Plants can feel: Some plants can even feel a “stroking” sensation from just 0.00025 milligrams of wool filament; something that we humans cannot feel against our skin. Not so long ago, people who wanted to lavish their cucumbers with loving caresses were seen as silly idiots, but the days when we laughed at such people are well and truly over. These days all you can do is say: Keep at it! Plants grow better if you stroke them regularly—and science knows why. “Touch activates certain plant genes,” explains Professor Volkmann. “These are called ‘touch genes’“. If they are activated, the plant growth changes—stalks become thicker.

This statement is easy to check: simply place two young bean plant seedlings in pots in an undisturbed place. Then massage one of the plant’s stalk sections above the small germ leaves between thumb and index finger four times daily for ten seconds for about a week. The difference in growth patterns is striking: the untouched plant skyrockets, while the stroked plant grows sturdy.
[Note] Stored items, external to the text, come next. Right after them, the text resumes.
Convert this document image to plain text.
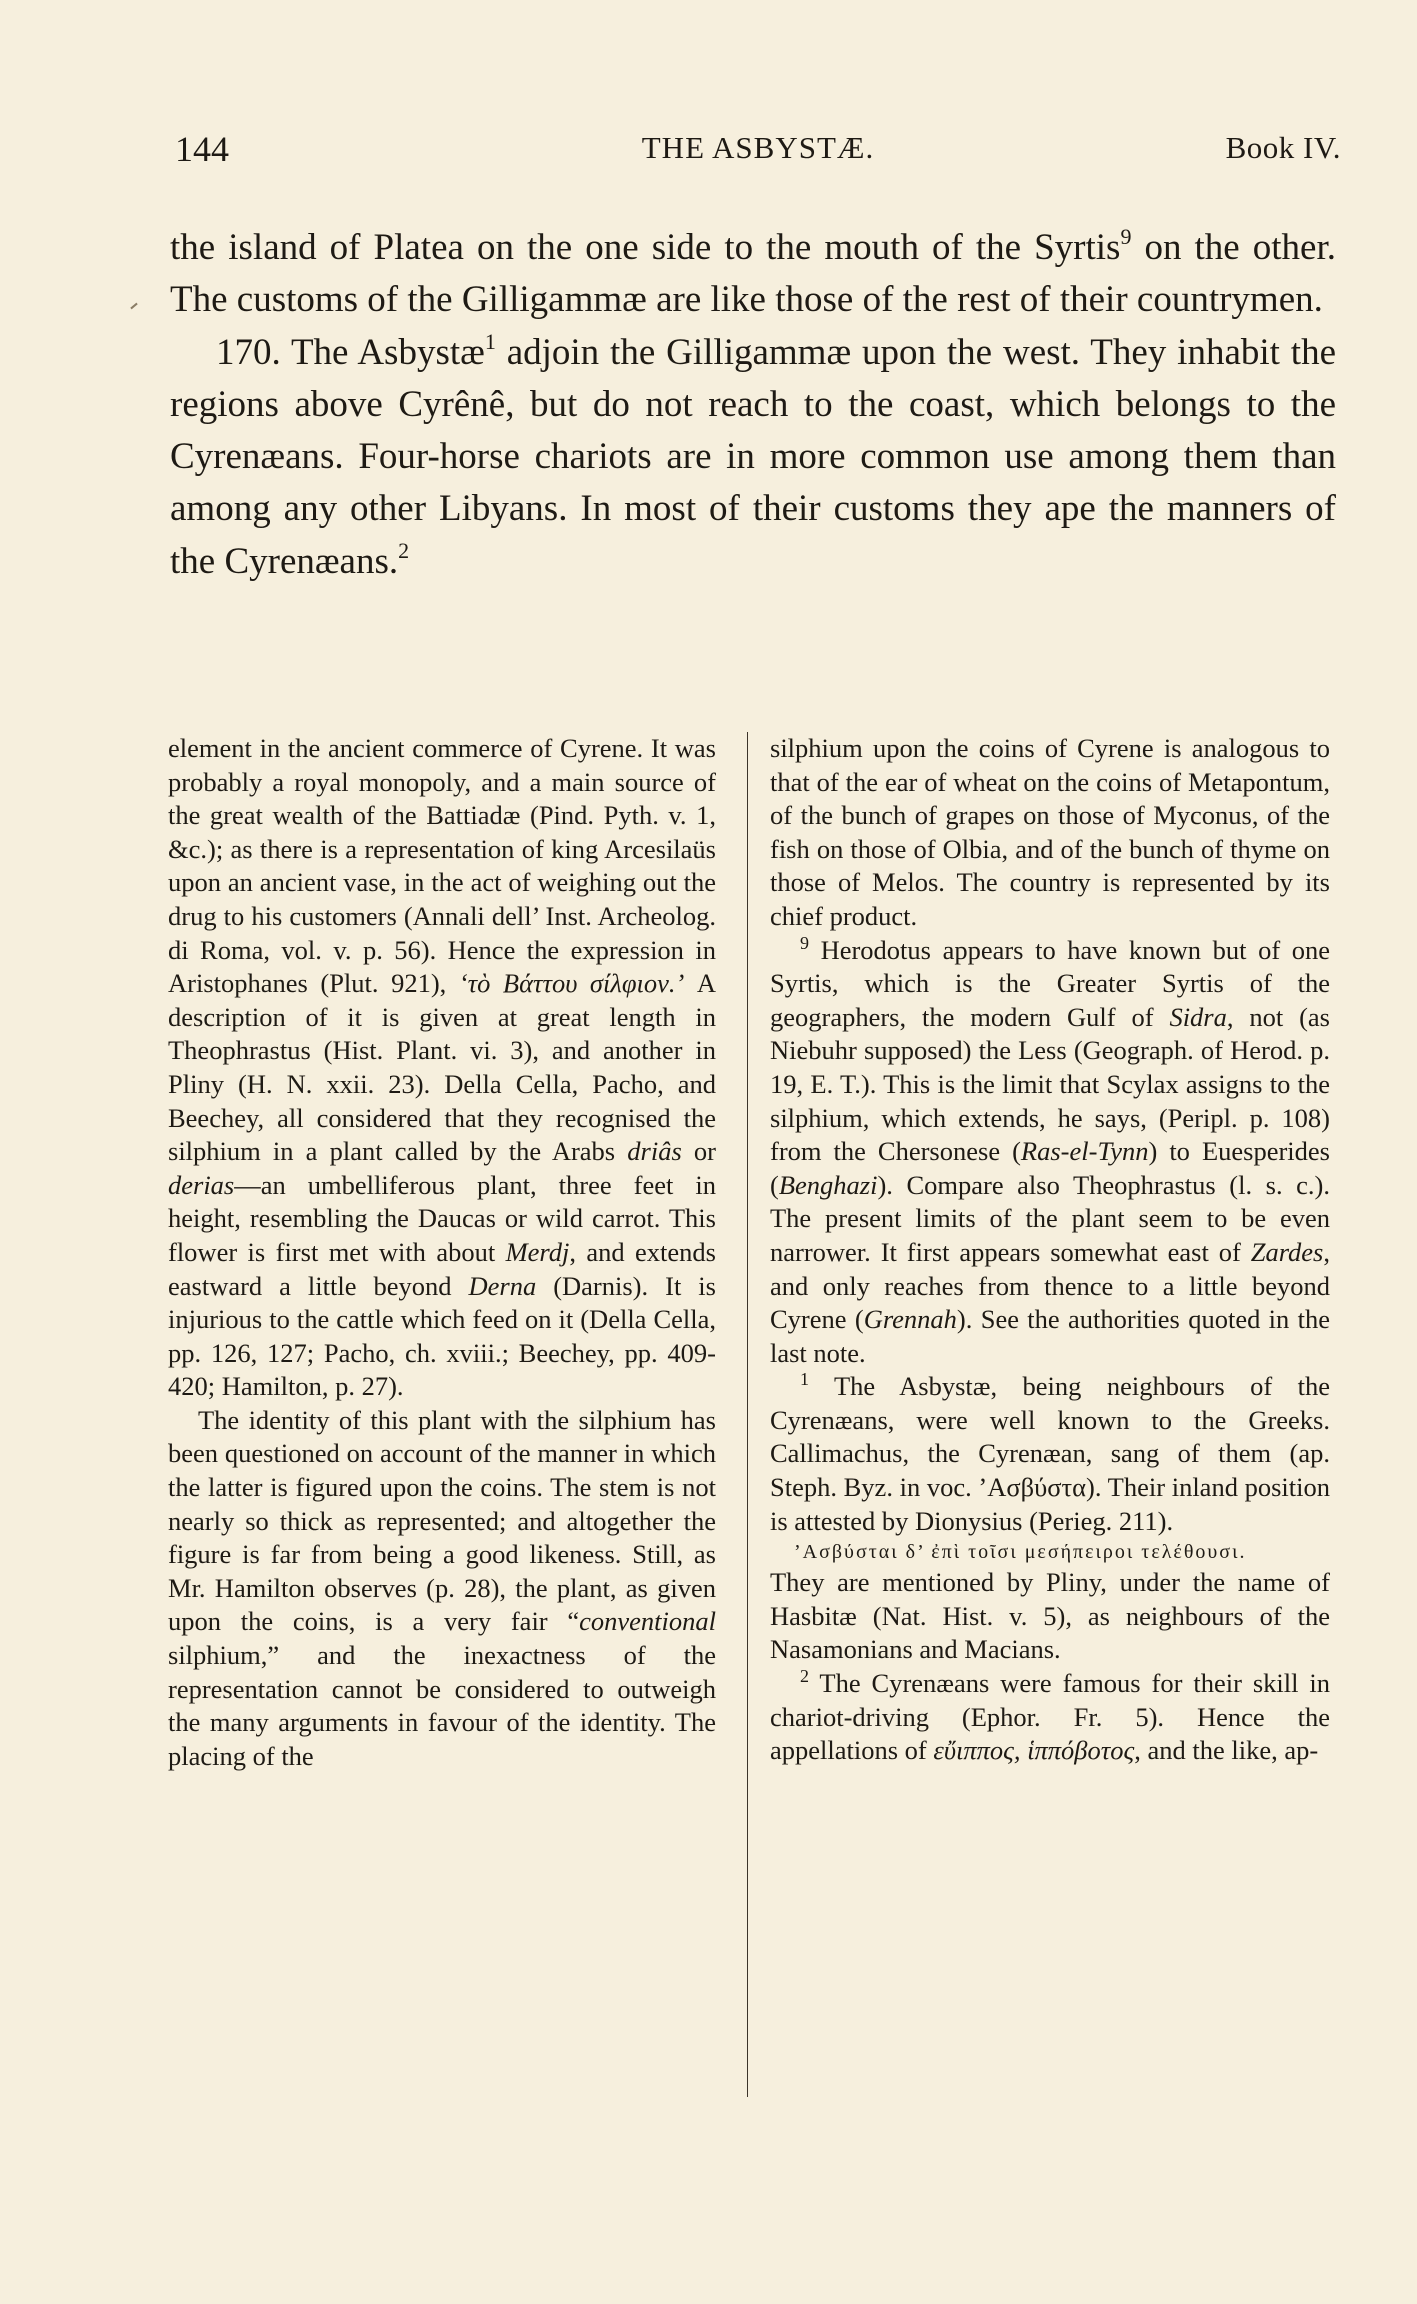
144	THE ASBYSTÆ.	Book IV.

the island of Platea on the one side to the mouth of the Syrtis$^9$ on the other. The customs of the Gilligammæ are like those of the rest of their countrymen.

170. The Asbystæ$^1$ adjoin the Gilligammæ upon the west. They inhabit the regions above Cyrênê, but do not reach to the coast, which belongs to the Cyrenæans. Four-horse chariots are in more common use among them than among any other Libyans. In most of their customs they ape the manners of the Cyrenæans.$^2$

element in the ancient commerce of Cyrene. It was probably a royal monopoly, and a main source of the great wealth of the Battiadæ (Pind. Pyth. v. 1, &c.); as there is a representation of king Arcesilaüs upon an ancient vase, in the act of weighing out the drug to his customers (Annali dell’ Inst. Archeolog. di Roma, vol. v. p. 56). Hence the expression in Aristophanes (Plut. 921), ‘τὸ Βάττου σίλφιον.’ A description of it is given at great length in Theophrastus (Hist. Plant. vi. 3), and another in Pliny (H. N. xxii. 23). Della Cella, Pacho, and Beechey, all considered that they recognised the silphium in a plant called by the Arabs driâs or derias—an umbelliferous plant, three feet in height, resembling the Daucas or wild carrot. This flower is first met with about Merdj, and extends eastward a little beyond Derna (Darnis). It is injurious to the cattle which feed on it (Della Cella, pp. 126, 127; Pacho, ch. xviii.; Beechey, pp. 409-420; Hamilton, p. 27).

The identity of this plant with the silphium has been questioned on account of the manner in which the latter is figured upon the coins. The stem is not nearly so thick as represented; and altogether the figure is far from being a good likeness. Still, as Mr. Hamilton observes (p. 28), the plant, as given upon the coins, is a very fair “conventional silphium,” and the inexactness of the representation cannot be considered to outweigh the many arguments in favour of the identity. The placing of the

silphium upon the coins of Cyrene is analogous to that of the ear of wheat on the coins of Metapontum, of the bunch of grapes on those of Myconus, of the fish on those of Olbia, and of the bunch of thyme on those of Melos. The country is represented by its chief product.

$^9$ Herodotus appears to have known but of one Syrtis, which is the Greater Syrtis of the geographers, the modern Gulf of Sidra, not (as Niebuhr supposed) the Less (Geograph. of Herod. p. 19, E. T.). This is the limit that Scylax assigns to the silphium, which extends, he says, (Peripl. p. 108) from the Chersonese (Ras-el-Tynn) to Euesperides (Benghazi). Compare also Theophrastus (l. s. c.). The present limits of the plant seem to be even narrower. It first appears somewhat east of Zardes, and only reaches from thence to a little beyond Cyrene (Grennah). See the authorities quoted in the last note.

$^1$ The Asbystæ, being neighbours of the Cyrenæans, were well known to the Greeks. Callimachus, the Cyrenæan, sang of them (ap. Steph. Byz. in voc. ’Ασβύστα). Their inland position is attested by Dionysius (Perieg. 211).

’Ασβύσται δ’ ἐπὶ τοῖσι μεσήπειροι τελέθουσι.

They are mentioned by Pliny, under the name of Hasbitæ (Nat. Hist. v. 5), as neighbours of the Nasamonians and Macians.

$^2$ The Cyrenæans were famous for their skill in chariot-driving (Ephor. Fr. 5). Hence the appellations of εὔιππος, ἱππόβοτος, and the like, ap-
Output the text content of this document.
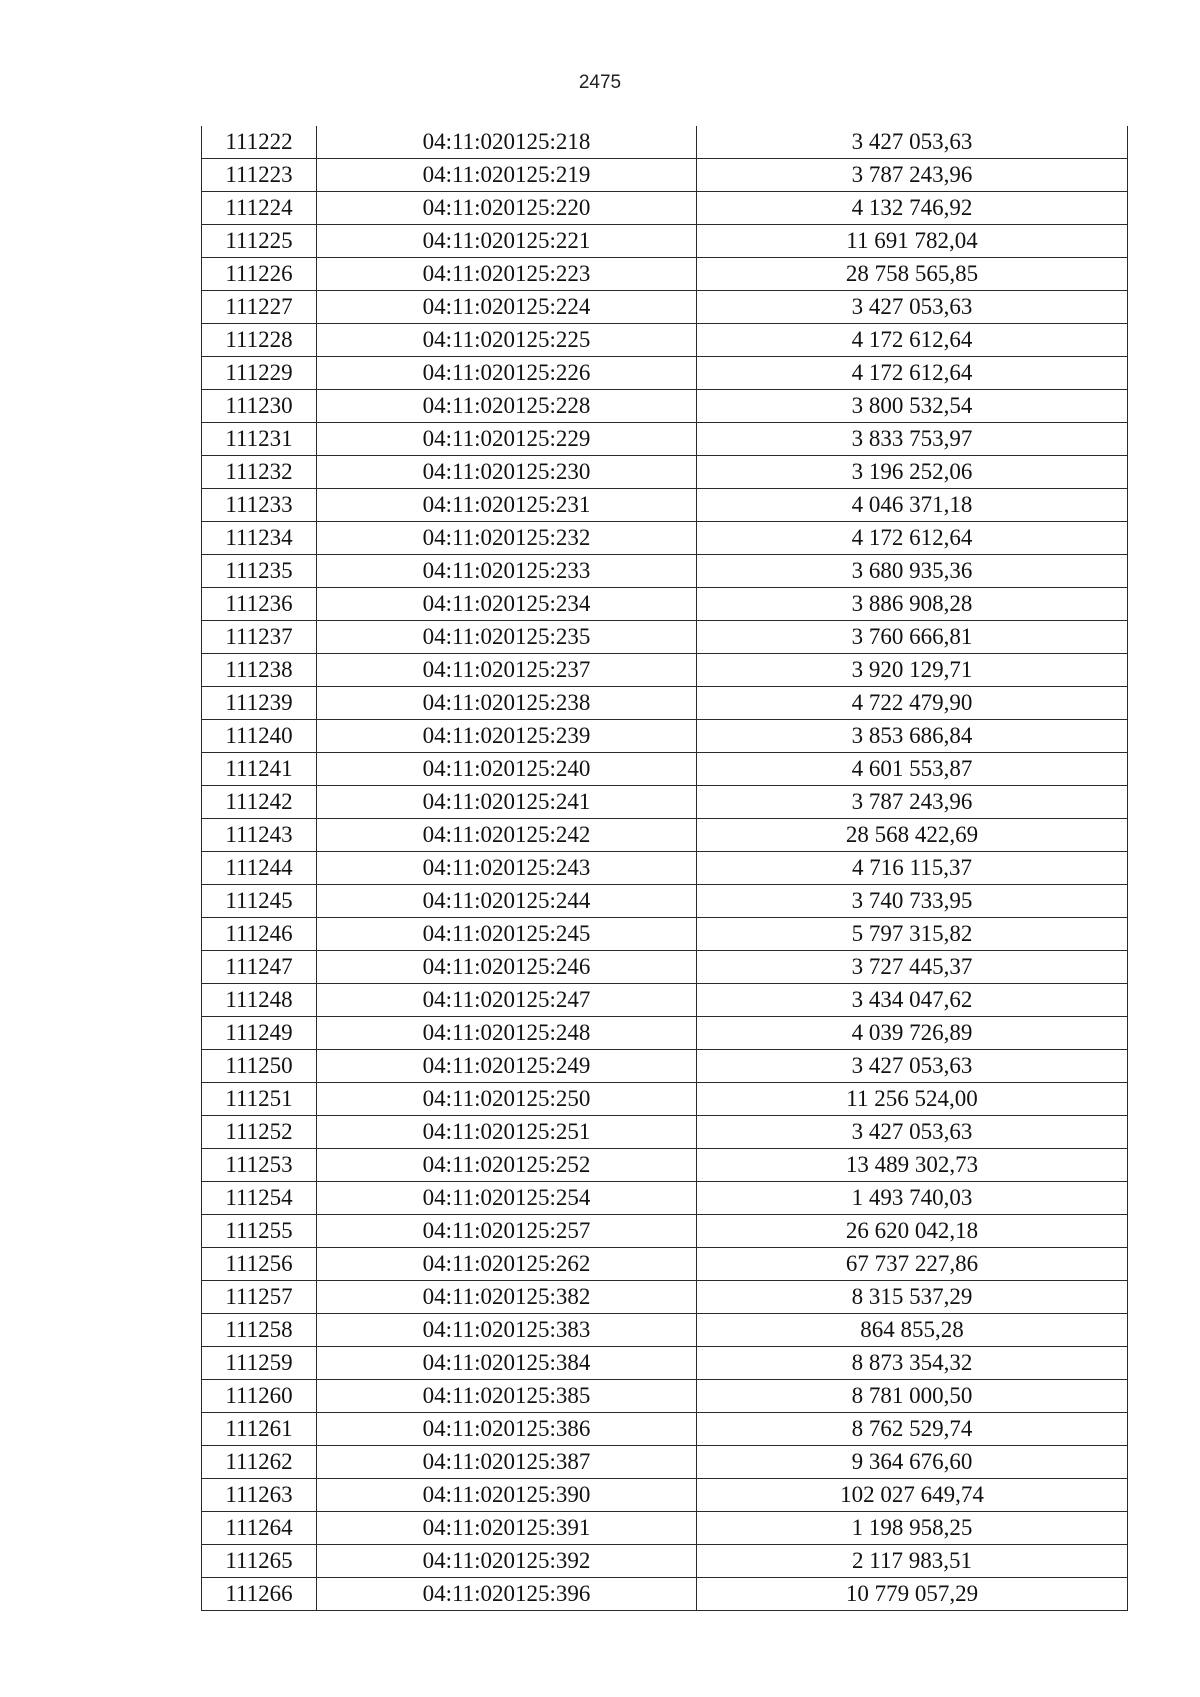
2475
111222	04:11:020125:218	3 427 053,63
111223	04:11:020125:219	3 787 243,96
111224	04:11:020125:220	4 132 746,92
111225	04:11:020125:221	11 691 782,04
111226	04:11:020125:223	28 758 565,85
111227	04:11:020125:224	3 427 053,63
111228	04:11:020125:225	4 172 612,64
111229	04:11:020125:226	4 172 612,64
111230	04:11:020125:228	3 800 532,54
111231	04:11:020125:229	3 833 753,97
111232	04:11:020125:230	3 196 252,06
111233	04:11:020125:231	4 046 371,18
111234	04:11:020125:232	4 172 612,64
111235	04:11:020125:233	3 680 935,36
111236	04:11:020125:234	3 886 908,28
111237	04:11:020125:235	3 760 666,81
111238	04:11:020125:237	3 920 129,71
111239	04:11:020125:238	4 722 479,90
111240	04:11:020125:239	3 853 686,84
111241	04:11:020125:240	4 601 553,87
111242	04:11:020125:241	3 787 243,96
111243	04:11:020125:242	28 568 422,69
111244	04:11:020125:243	4 716 115,37
111245	04:11:020125:244	3 740 733,95
111246	04:11:020125:245	5 797 315,82
111247	04:11:020125:246	3 727 445,37
111248	04:11:020125:247	3 434 047,62
111249	04:11:020125:248	4 039 726,89
111250	04:11:020125:249	3 427 053,63
111251	04:11:020125:250	11 256 524,00
111252	04:11:020125:251	3 427 053,63
111253	04:11:020125:252	13 489 302,73
111254	04:11:020125:254	1 493 740,03
111255	04:11:020125:257	26 620 042,18
111256	04:11:020125:262	67 737 227,86
111257	04:11:020125:382	8 315 537,29
111258	04:11:020125:383	864 855,28
111259	04:11:020125:384	8 873 354,32
111260	04:11:020125:385	8 781 000,50
111261	04:11:020125:386	8 762 529,74
111262	04:11:020125:387	9 364 676,60
111263	04:11:020125:390	102 027 649,74
111264	04:11:020125:391	1 198 958,25
111265	04:11:020125:392	2 117 983,51
111266	04:11:020125:396	10 779 057,29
Plants have sensors that we lack: They even have a sense for the cardinal points: in strong sunlight the compass plant (silphium lacinatum) turns its vertically-directed leaves in a north-south-direction. Plants can also orient themselves towards electric and magnetic fields, like birds.

Plants can sense future events and predict the weather, for example. Tomatoes sense atmospheric cyclones three days in advance, and thicken their skin accordingly. And in scientific experiments the Indian herb arbus precatorius (Indian liquorice) proved to be a good “weather forecaster“ for storms and earthquakes.

Plants also seem to feel ill somehow. The researchers even speak of a “plant headache“ and the fact that plants may reach for some home-made medicine; something that we’re familiar with from our own medicine cabinets: aspirin. If a plant is attacked by bacteria, viruses or fungus, it discharges a chemical derivative of the plant hormone salicylic acid—in other words, the active component of aspirin!

Sources

  • 1 Determined in advance, for example through genes.